Merchant access

Klasha News

May 26, 2022

TechCabal - Inside Klasha’s mission to help 5,000 global retailers sell and ship to Africa

It’s a Tuesday afternoon in the first week of May, the eve of Klasha’s public launch. Jessica Anuna is showing me a demo of a customer adding items to a cart in an online store, filling in billing details and paying through Klasha. 

A few seconds later, her phone beeps with an email notification that her demo order has been placed, with a receipt attached for proof.

Anuna exudes the relief and excitement of a founder and CEO who has built an e-commerce payments product from scratch after nearly three years. Klasha is her solution for global merchants looking to serve Africa’s increasingly digitally native consumers. 

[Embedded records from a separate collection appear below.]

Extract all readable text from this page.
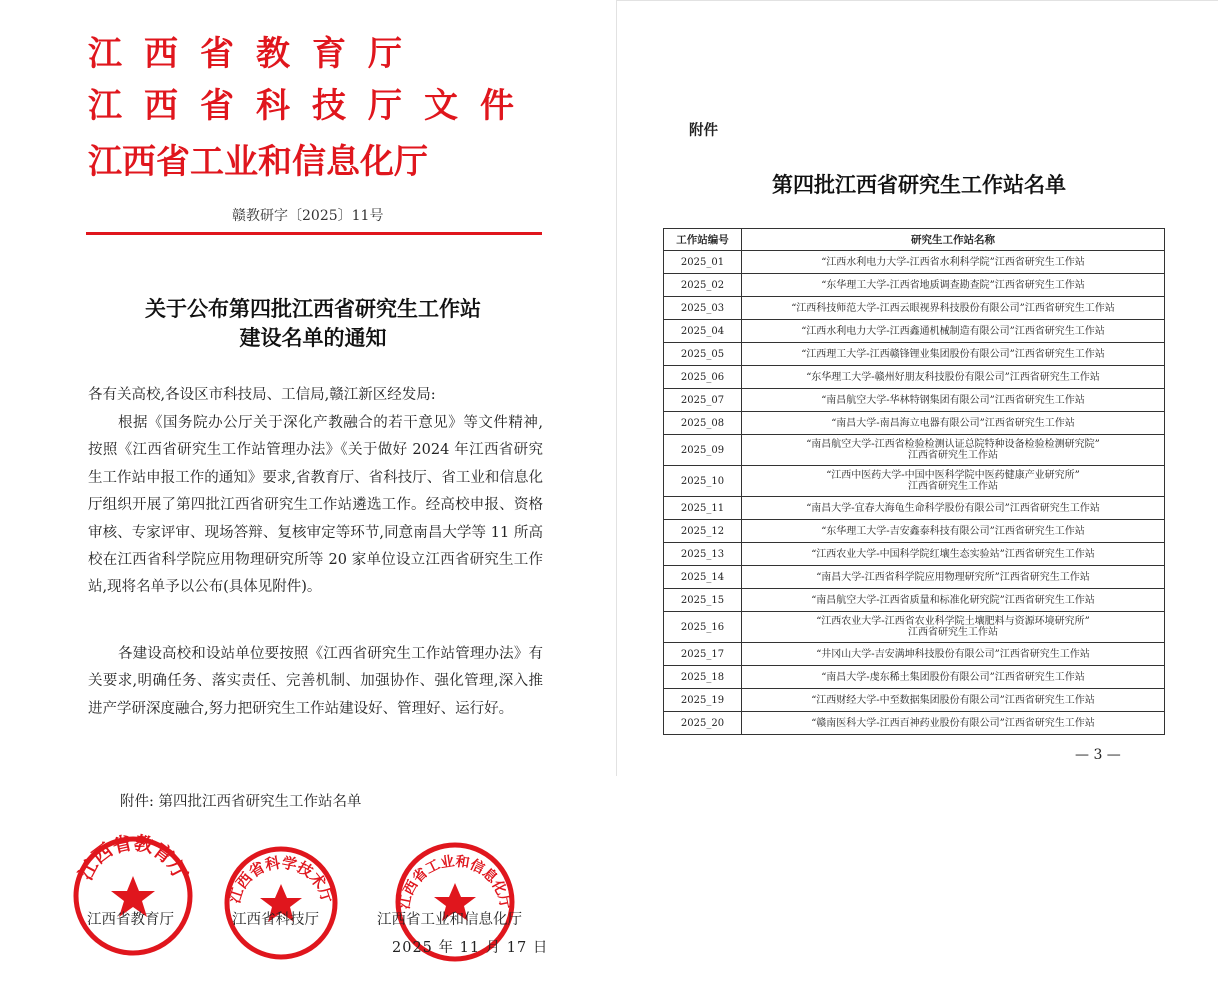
江西省教育厅
江西省科技厅文件
江西省工业和信息化厅
赣教研字〔2025〕11号
关于公布第四批江西省研究生工作站
建设名单的通知
各有关高校,各设区市科技局、工信局,赣江新区经发局:
根据《国务院办公厅关于深化产教融合的若干意见》等文件精神,按照《江西省研究生工作站管理办法》《关于做好 2024 年江西省研究生工作站申报工作的通知》要求,省教育厅、省科技厅、省工业和信息化厅组织开展了第四批江西省研究生工作站遴选工作。经高校申报、资格审核、专家评审、现场答辩、复核审定等环节,同意南昌大学等 11 所高校在江西省科学院应用物理研究所等 20 家单位设立江西省研究生工作站,现将名单予以公布(具体见附件)。
各建设高校和设站单位要按照《江西省研究生工作站管理办法》有关要求,明确任务、落实责任、完善机制、加强协作、强化管理,深入推进产学研深度融合,努力把研究生工作站建设好、管理好、运行好。
附件: 第四批江西省研究生工作站名单
江西省教育厅
江西省科学技术厅	江西省工业和信息化厅
江西省教育厅	江西省科技厅	江西省工业和信息化厅
2025 年 11 月 17 日
附件
第四批江西省研究生工作站名单
工作站编号	研究生工作站名称
2025_01	“江西水利电力大学-江西省水利科学院”江西省研究生工作站

2025_02	“东华理工大学-江西省地质调查勘查院”江西省研究生工作站

2025_03	“江西科技师范大学-江西云眼视界科技股份有限公司”江西省研究生工作站

2025_04	“江西水利电力大学-江西鑫通机械制造有限公司”江西省研究生工作站

2025_05	“江西理工大学-江西赣锋锂业集团股份有限公司”江西省研究生工作站

2025_06	“东华理工大学-赣州好朋友科技股份有限公司”江西省研究生工作站

2025_07	“南昌航空大学-华林特钢集团有限公司”江西省研究生工作站

2025_08	“南昌大学-南昌海立电器有限公司”江西省研究生工作站

2025_09	“南昌航空大学-江西省检验检测认证总院特种设备检验检测研究院”
江西省研究生工作站

2025_10	“江西中医药大学-中国中医科学院中医药健康产业研究所”
江西省研究生工作站

2025_11	“南昌大学-宜春大海龟生命科学股份有限公司”江西省研究生工作站

2025_12	“东华理工大学-吉安鑫泰科技有限公司”江西省研究生工作站

2025_13	“江西农业大学-中国科学院红壤生态实验站”江西省研究生工作站

2025_14	“南昌大学-江西省科学院应用物理研究所”江西省研究生工作站

2025_15	“南昌航空大学-江西省质量和标准化研究院”江西省研究生工作站

2025_16	“江西农业大学-江西省农业科学院土壤肥料与资源环境研究所”
江西省研究生工作站

2025_17	“井冈山大学-吉安满坤科技股份有限公司”江西省研究生工作站

2025_18	“南昌大学-虔东稀土集团股份有限公司”江西省研究生工作站

2025_19	“江西财经大学-中至数据集团股份有限公司”江西省研究生工作站

2025_20	“赣南医科大学-江西百神药业股份有限公司”江西省研究生工作站
— 3 —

“With Klasha, merchants would not have to open individual country stores. They can now make their existing global e-commerce stores Africa friendly,” Anuna says.

The business case

Opening individual country stores is a secondary headache. For merchants who want to sell in Africa, the first problem is setting up country-by-country payment connections. 

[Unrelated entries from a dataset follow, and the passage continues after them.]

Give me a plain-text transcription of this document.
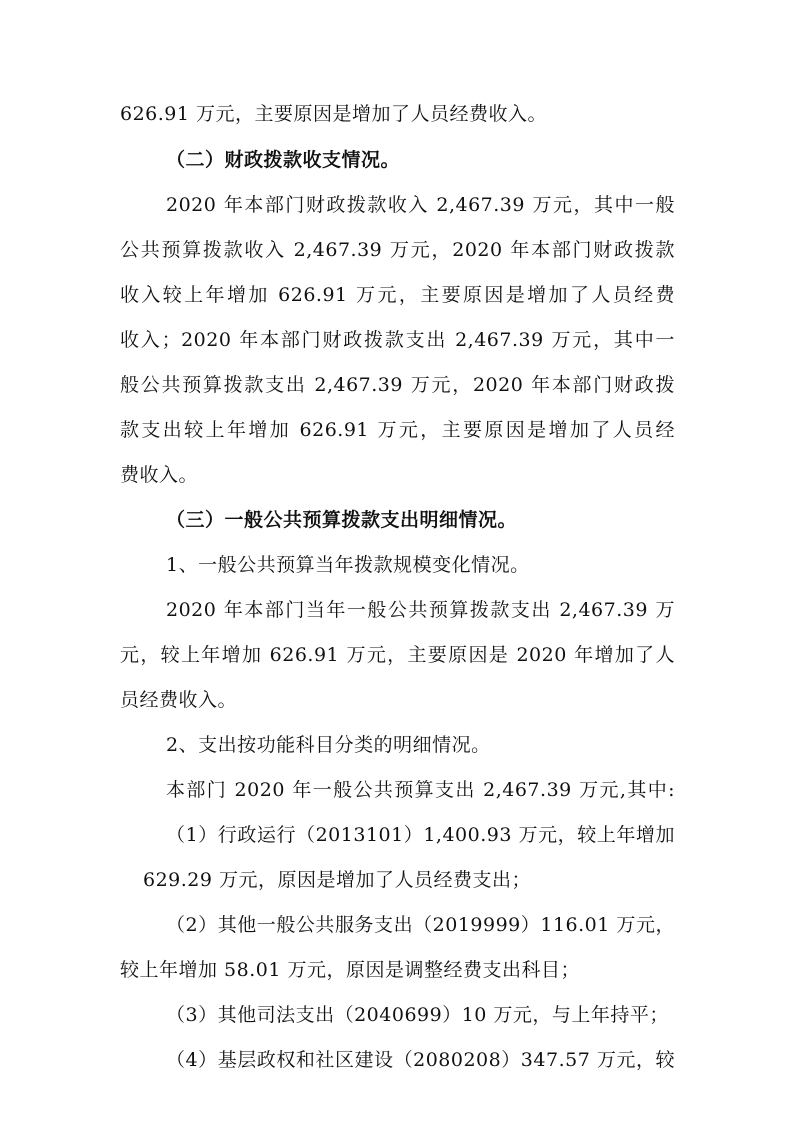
626.91 万元，主要原因是增加了人员经费收入。
（二）财政拨款收支情况。
2020 年本部门财政拨款收入 2,467.39 万元，其中一般
公共预算拨款收入 2,467.39 万元，2020 年本部门财政拨款
收入较上年增加 626.91 万元，主要原因是增加了人员经费
收入；2020 年本部门财政拨款支出 2,467.39 万元，其中一
般公共预算拨款支出 2,467.39 万元，2020 年本部门财政拨
款支出较上年增加 626.91 万元，主要原因是增加了人员经
费收入。
（三）一般公共预算拨款支出明细情况。
1、一般公共预算当年拨款规模变化情况。
2020 年本部门当年一般公共预算拨款支出 2,467.39 万
元，较上年增加 626.91 万元，主要原因是 2020 年增加了人
员经费收入。
2、支出按功能科目分类的明细情况。
本部门 2020 年一般公共预算支出 2,467.39 万元,其中:
（1）行政运行（2013101）1,400.93 万元，较上年增加
629.29 万元，原因是增加了人员经费支出；
（2）其他一般公共服务支出（2019999）116.01 万元，
较上年增加 58.01 万元，原因是调整经费支出科目；
（3）其他司法支出（2040699）10 万元，与上年持平；
（4）基层政权和社区建设（2080208）347.57 万元，较
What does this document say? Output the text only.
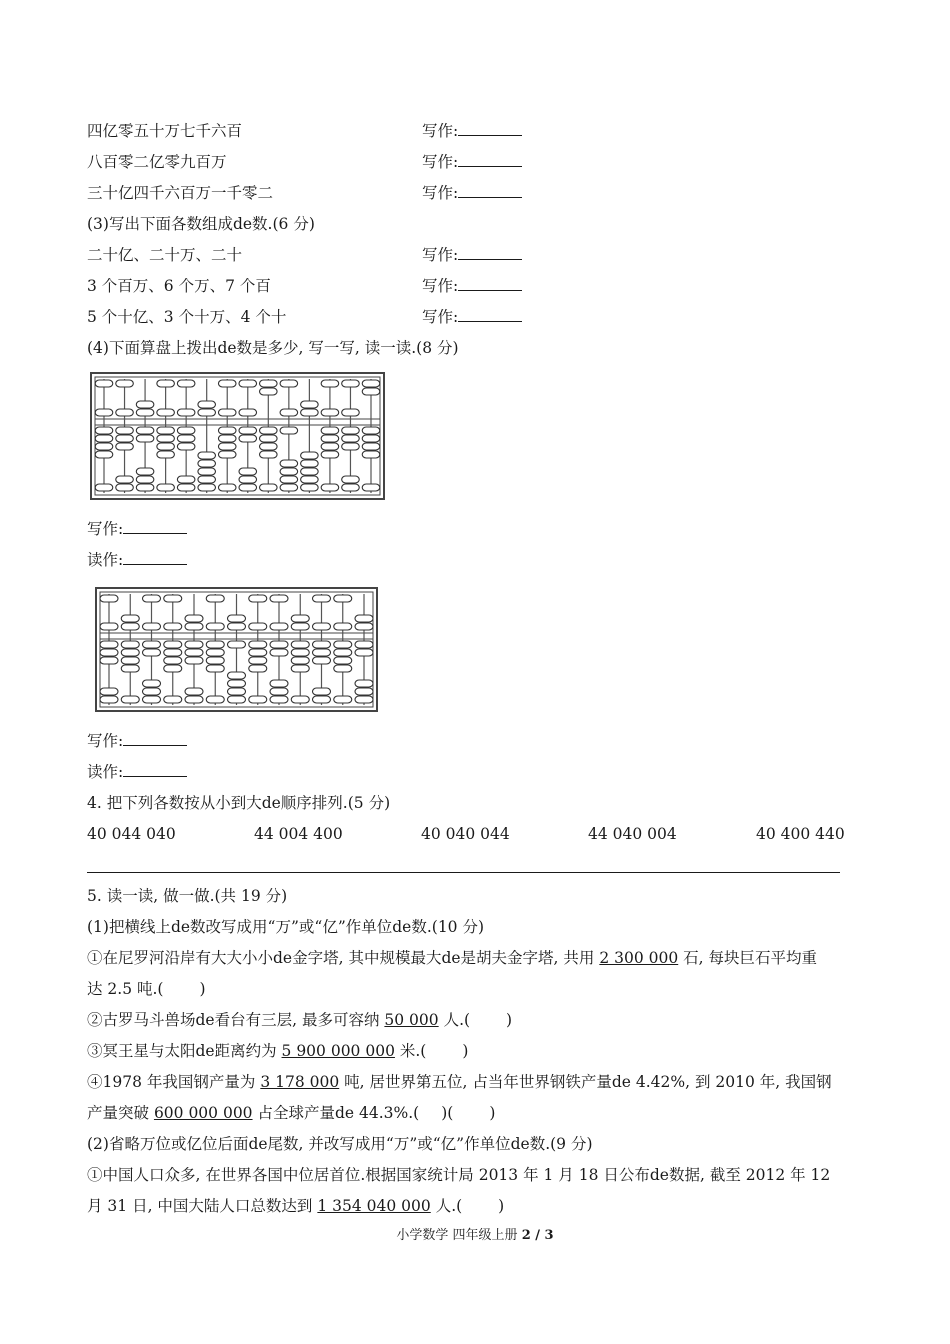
四亿零五十万七千六百	写作:
八百零二亿零九百万	写作:
三十亿四千六百万一千零二	写作:
(3)写出下面各数组成de数.(6 分)
二十亿、二十万、二十	写作:
3 个百万、6 个万、7 个百	写作:
5 个十亿、3 个十万、4 个十	写作:
(4)下面算盘上拨出de数是多少, 写一写, 读一读.(8 分)
写作:
读作:
写作:
读作:
4. 把下列各数按从小到大de顺序排列.(5 分)
40 044 040	44 004 400	40 040 044	44 040 004	40 400 440
5. 读一读, 做一做.(共 19 分)
(1)把横线上de数改写成用“万”或“亿”作单位de数.(10 分)
①在尼罗河沿岸有大大小小de金字塔, 其中规模最大de是胡夫金字塔, 共用 2 300 000 石, 每块巨石平均重
达 2.5 吨.( )
②古罗马斗兽场de看台有三层, 最多可容纳 50 000 人.( )
③冥王星与太阳de距离约为 5 900 000 000 米.( )
④1978 年我国钢产量为 3 178 000 吨, 居世界第五位, 占当年世界钢铁产量de 4.42%, 到 2010 年, 我国钢
产量突破 600 000 000 占全球产量de 44.3%.( )( )
(2)省略万位或亿位后面de尾数, 并改写成用“万”或“亿”作单位de数.(9 分)
①中国人口众多, 在世界各国中位居首位.根据国家统计局 2013 年 1 月 18 日公布de数据, 截至 2012 年 12
月 31 日, 中国大陆人口总数达到 1 354 040 000 人.( )
小学数学 四年级上册 2 / 3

To do this well, these merchants have to be present on the ground and do some dreary work, like managing currency conversions themselves.

Klasha Checkout essentially absorbs all of that responsibility into one payment gateway. Hear Anuna explain how Klasha manages exchange rate fluctuations:

“At the time the customer pays for the item, the exchange rate is locked in. That way, we are able to remit the equivalent value to the merchant. In the merchant’s dashboard, they can opt to pay themselves out at different exchange rates.”

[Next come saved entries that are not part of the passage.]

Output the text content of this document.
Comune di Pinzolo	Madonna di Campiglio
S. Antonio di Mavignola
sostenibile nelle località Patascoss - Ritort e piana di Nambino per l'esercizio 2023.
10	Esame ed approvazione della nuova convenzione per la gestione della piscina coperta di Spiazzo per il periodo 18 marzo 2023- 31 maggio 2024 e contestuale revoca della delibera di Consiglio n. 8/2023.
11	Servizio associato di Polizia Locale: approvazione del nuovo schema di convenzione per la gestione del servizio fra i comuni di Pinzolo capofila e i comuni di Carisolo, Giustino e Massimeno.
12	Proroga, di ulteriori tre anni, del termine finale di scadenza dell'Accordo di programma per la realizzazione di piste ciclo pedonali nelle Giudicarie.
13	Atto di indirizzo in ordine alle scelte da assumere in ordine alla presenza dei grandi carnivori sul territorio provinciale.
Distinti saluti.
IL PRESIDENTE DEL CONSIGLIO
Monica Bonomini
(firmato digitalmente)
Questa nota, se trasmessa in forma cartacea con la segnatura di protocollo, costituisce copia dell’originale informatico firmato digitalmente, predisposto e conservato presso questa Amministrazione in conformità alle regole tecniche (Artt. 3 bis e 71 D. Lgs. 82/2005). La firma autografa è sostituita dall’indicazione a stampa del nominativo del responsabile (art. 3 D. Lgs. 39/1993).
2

But in addition to payments, Klasha’s e-commerce feature includes a logistics service. This service is built to convince high-growth brands, doing above $20 million in gross merchandise value, that Africa is a destination to take seriously. 

Her pitch is that when a merchant sets up a Klasha Checkout option on their website, Africans will more readily purchase items in their local currencies. Ghanaians pay with mobile money. Kenyans pay with M-Pesa. Nigerians can pay with Naira bank cards.